1 of 8 players with 20,000 pts and 12,000 rebs, all time in blocks 3830 which shocked me to be honest, 7th on all time scoring list and 9th on minutes played, was the first player to get 2,000 blocks and 2,000 stls. for a big man that is impressive. Plus to top it off was the pioneer of the new age center. He can attack you inside and can attack you from the perimeter including 3 pt land. Plus has taken his team singlehanely winning two nba titles.
bndxclin wrote:Great post James. I was wondering if you were going to make your presence known in this thread considering it had to do with who I believe is your favorite player. Isiah was a warrior and a true leader.
perfecto6893 wrote:im guessin d. james is the only person who voted for zeke
Weezy wrote:I'm the guy who voted for Isaiah, didn't know everyone here was such an Hakeem fan. I'm not a fan of Thomas at all, but I did think he was a remarkable player so I voted for him. Not that I don't think Hakeem was great, just players with height have it easier, so I thought Thomas should ge the nod for doing all that while being small.
d.James wrote:It would be easier to answer which one of my (yet to be born) children do I love more. It's just a very tough question.
Pound for pound, Isiah Thomas was the toughest SOB on the planet. And he was a tough SOB who cared more about winning than his numbers. That's why he'll explode for 25 points in a quarter (13 on one leg), 16 points in 94 seconds, 14 points in the fourth against Portland - it all happened in the postseason. He was a street baller who learned to harnass his game, realizing deception is the most potent weapon in strategy. He learned to unleash himself at the right time. This is made all the more important watching the players that have followed in his wake, hoping to be Thomas - Rafer Alston, Stephon Marbury, Allen Iverson, and Damon Stoudamire.
Hakeem was footwork. He was not an exceptionally gifted basketball player. He had none of the skill that Thomas had to possess to remain in the upper echelon of players in the NBA. He relied more on his athletic ability, especially early in his career. But as time moved on (1992-1997), he learned the art of basketball footwork and it made him next to unstoppable.
With a gun to my head, having to choose one, I have to go with Thomas. Maybe it's because I was able to see him play more, but he was able to just grab an opponent by the short hairs and win a game. He did things that physically he shouldn't have been able to do.
Now, if I had to choose them in their prime to play in this era, I would want to see Hakeem because I think his dominance over the centers and power forwards in this game would be unmatched.

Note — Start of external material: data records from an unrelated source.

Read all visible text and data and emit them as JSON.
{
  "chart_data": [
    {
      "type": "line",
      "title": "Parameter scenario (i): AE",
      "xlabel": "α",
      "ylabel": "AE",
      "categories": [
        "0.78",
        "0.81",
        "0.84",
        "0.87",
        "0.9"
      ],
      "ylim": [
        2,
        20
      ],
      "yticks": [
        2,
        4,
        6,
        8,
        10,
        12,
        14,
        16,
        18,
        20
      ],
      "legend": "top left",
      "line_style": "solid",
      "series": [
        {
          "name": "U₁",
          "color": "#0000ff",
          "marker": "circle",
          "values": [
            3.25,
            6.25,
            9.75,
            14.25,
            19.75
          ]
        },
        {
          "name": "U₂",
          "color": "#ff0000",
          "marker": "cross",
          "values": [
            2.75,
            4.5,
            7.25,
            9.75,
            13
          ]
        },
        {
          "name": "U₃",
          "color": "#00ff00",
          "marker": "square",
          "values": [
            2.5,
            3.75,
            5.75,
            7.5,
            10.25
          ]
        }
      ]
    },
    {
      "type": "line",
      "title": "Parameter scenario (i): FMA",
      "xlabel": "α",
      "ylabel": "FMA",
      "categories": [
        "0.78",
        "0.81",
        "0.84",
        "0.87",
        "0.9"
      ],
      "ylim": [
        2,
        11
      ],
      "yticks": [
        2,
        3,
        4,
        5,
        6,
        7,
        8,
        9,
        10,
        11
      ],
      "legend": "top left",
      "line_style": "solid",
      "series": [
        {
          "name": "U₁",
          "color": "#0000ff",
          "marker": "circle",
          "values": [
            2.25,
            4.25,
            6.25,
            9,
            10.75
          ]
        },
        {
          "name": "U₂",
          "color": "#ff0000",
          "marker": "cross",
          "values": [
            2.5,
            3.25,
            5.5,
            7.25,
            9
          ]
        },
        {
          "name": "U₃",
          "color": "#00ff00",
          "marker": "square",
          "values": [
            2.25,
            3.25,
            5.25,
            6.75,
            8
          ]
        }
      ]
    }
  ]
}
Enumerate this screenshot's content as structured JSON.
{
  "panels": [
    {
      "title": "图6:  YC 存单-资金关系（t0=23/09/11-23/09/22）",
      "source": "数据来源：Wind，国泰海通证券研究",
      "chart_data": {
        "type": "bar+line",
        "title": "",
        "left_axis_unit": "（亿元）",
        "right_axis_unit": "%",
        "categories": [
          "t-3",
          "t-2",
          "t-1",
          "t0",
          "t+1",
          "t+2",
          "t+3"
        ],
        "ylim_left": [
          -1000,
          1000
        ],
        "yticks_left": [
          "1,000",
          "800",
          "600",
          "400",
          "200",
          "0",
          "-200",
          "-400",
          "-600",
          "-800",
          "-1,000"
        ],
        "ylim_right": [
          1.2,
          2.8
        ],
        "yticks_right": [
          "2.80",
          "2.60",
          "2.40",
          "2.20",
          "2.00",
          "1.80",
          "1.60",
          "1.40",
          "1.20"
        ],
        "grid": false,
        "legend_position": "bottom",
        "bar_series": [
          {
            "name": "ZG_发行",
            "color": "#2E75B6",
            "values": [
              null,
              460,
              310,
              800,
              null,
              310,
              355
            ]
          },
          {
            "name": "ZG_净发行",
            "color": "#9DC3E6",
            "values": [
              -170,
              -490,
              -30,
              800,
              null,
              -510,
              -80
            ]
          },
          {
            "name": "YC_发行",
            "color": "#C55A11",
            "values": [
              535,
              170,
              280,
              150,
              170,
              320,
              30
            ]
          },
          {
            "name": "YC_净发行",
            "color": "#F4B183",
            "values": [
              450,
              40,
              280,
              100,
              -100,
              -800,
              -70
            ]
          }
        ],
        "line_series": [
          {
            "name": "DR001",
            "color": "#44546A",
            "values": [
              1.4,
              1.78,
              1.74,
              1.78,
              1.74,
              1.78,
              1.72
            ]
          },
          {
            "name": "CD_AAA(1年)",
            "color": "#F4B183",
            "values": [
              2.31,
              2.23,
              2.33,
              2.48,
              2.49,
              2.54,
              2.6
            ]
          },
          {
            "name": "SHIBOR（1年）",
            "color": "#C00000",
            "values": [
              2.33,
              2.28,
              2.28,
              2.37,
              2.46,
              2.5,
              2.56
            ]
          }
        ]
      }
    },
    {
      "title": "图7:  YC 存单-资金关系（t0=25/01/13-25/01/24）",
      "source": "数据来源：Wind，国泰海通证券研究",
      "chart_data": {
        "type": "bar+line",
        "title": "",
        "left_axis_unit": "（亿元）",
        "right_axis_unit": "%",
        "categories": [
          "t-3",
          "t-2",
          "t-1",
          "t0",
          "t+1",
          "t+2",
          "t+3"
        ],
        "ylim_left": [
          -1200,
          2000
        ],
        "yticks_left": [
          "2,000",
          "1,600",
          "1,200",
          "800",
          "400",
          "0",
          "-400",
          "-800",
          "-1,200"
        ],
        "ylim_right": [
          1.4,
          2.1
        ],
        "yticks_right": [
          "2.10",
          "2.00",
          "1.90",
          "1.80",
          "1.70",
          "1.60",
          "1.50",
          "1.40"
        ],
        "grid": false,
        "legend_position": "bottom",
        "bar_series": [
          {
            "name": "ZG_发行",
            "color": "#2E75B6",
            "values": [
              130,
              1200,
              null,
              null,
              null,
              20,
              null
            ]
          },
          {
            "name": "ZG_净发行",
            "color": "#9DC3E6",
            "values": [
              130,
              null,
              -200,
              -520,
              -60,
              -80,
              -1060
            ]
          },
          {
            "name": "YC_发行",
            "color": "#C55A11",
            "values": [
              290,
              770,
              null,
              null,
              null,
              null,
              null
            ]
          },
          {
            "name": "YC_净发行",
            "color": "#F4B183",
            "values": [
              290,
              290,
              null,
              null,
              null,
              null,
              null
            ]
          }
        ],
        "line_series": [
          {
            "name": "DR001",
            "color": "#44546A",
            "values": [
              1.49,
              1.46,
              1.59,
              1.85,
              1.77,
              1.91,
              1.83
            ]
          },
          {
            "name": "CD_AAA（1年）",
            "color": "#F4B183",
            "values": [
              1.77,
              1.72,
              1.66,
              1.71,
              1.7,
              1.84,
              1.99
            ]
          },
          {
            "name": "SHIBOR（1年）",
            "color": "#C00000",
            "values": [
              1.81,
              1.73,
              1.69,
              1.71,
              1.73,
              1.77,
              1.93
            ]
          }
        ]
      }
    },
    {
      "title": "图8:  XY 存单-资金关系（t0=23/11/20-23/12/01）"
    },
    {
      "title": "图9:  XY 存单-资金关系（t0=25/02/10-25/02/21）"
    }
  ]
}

Even Shaq and Tim Duncan. He's the type of big man that could survive in this era where the rule are so rigid. Players that try to be Thomas are a dime a dozen right now.
But in their era, playing against the teams of their time, I take Thomas over Olajuwon...with a gun to my head. In the immortal words of the clueless friend, Joey, "put your hands together." Now that is a team I would kill to see.